Individualistisches Naturrecht und Historismus gehen in Amerika im Wesentlichen einen gemeinsamen Weg, weil sie gegen denselben Feind kämpfen: den Etatismus. Dies betrifft insbesondere die europäische Synthese, die auch für England Macht, Gesetze und souveräne Gewalt vereint. Aus der Perspektive der amerikanischen Revolutionäre bedeutet dies eine Überschätzung des Gesetzgebers. Die Verfassung ist für sie keine bloße Behörde, sondern die Synthese der gesamten kollektiven Erfahrung. Rechte und Freiheiten werden dabei nicht als bloßes Produkt, sondern als notwendiges Mittel der Arbeit selbst betrachtet.

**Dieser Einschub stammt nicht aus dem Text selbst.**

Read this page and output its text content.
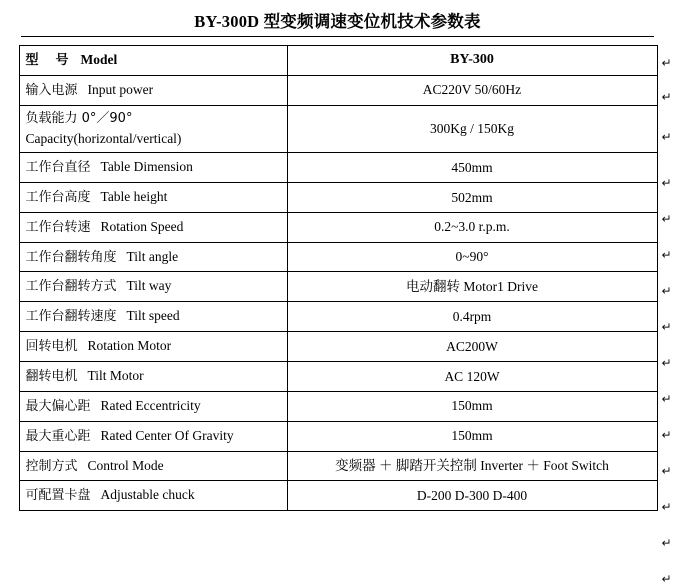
BY-300D 型变频调速变位机技术参数表
型　号 Model	BY-300
输入电源 Input power	AC220V 50/60Hz

负载能力 0°／90°
Capacity(horizontal/vertical)	300Kg / 150Kg
工作台直径 Table Dimension	450mm
工作台高度 Table height	502mm
工作台转速 Rotation Speed	0.2~3.0 r.p.m.
工作台翻转角度 Tilt angle	0~90°
工作台翻转方式 Tilt way	电动翻转 Motor1 Drive
工作台翻转速度 Tilt speed	0.4rpm
回转电机 Rotation Motor	AC200W
翻转电机 Tilt Motor	AC 120W
最大偏心距 Rated Eccentricity	150mm
最大重心距 Rated Center Of Gravity	150mm
控制方式 Control Mode	变频器 ＋ 脚踏开关控制 Inverter ＋ Foot Switch
可配置卡盘 Adjustable chuck	D-200 D-300 D-400
↵
↵
↵
↵
↵
↵
↵
↵
↵
↵
↵
↵
↵
↵
↵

Natürlich sind Historismus und Individualismus zusammengeschlossen, um die amerikanische Doktrin der Rechte zu begründen. Dies ist nicht ohne Folgen, da sich ihre Bedeutung in dem Moment, in dem sie festgeschrieben werden, wandelt.
Tradition und Bruch in der Revolution
Es ist eine Sache, dass die Amerikaner mit ihrer Revolution die mittelalterliche britische Tradition der Glorious Revolution nicht völlig zurückweisen wollten, um Rechte und Freiheiten zu schützen. Eine andere Sache ist es, die Kontinuität nicht zu leugnen: Viele Argumente für die Revolution dienten ausschließlich dem Zweck der Wiederherstellung der britischen Verfassung samt ihrem Erbe an Rechten und Freiheiten.
Die Amerikanische Revolution vertrat hingegen die Überzeugung, dass eine Verfassung bedeutungslos sei, wenn sie nicht parlamentarische Allmacht verhindere. Insbesondere musste die Verfassung ihre Fähigkeit stärken, sich von der undifferenzierten Identifikation mit einem Erbe bestehender Grundsätze zu lösen, die in verschiedenen Texten und zu unterschiedlichen Zeiten in der Rechtsprechung erklärt wurden.
Die Verfassung als organischer Text
Für die Amerikaner sollte die Verfassung einem schriftlichen, organischen Text entsprechen, der vom souveränen Gremium gewollt war. Als solcher konnte er Herrschern entgegengehalten werden, die rechtswidrig – also gegen die Verfassung – gehandelt haben.
Fazit der revolutionären Kultur
Die einzelnen Elemente bedürfen einer gründlichen Überprüfung der amerikanischen revolutionären Kultur der Rechte und Freiheiten:
- Theoretische und historische Wurzeln: Untersuchung der Ursprünge.
- Vergleich mit der Französischen Revolution: Bewertung des Beitrags des modernen Staates zur Sache der Menschenrechte.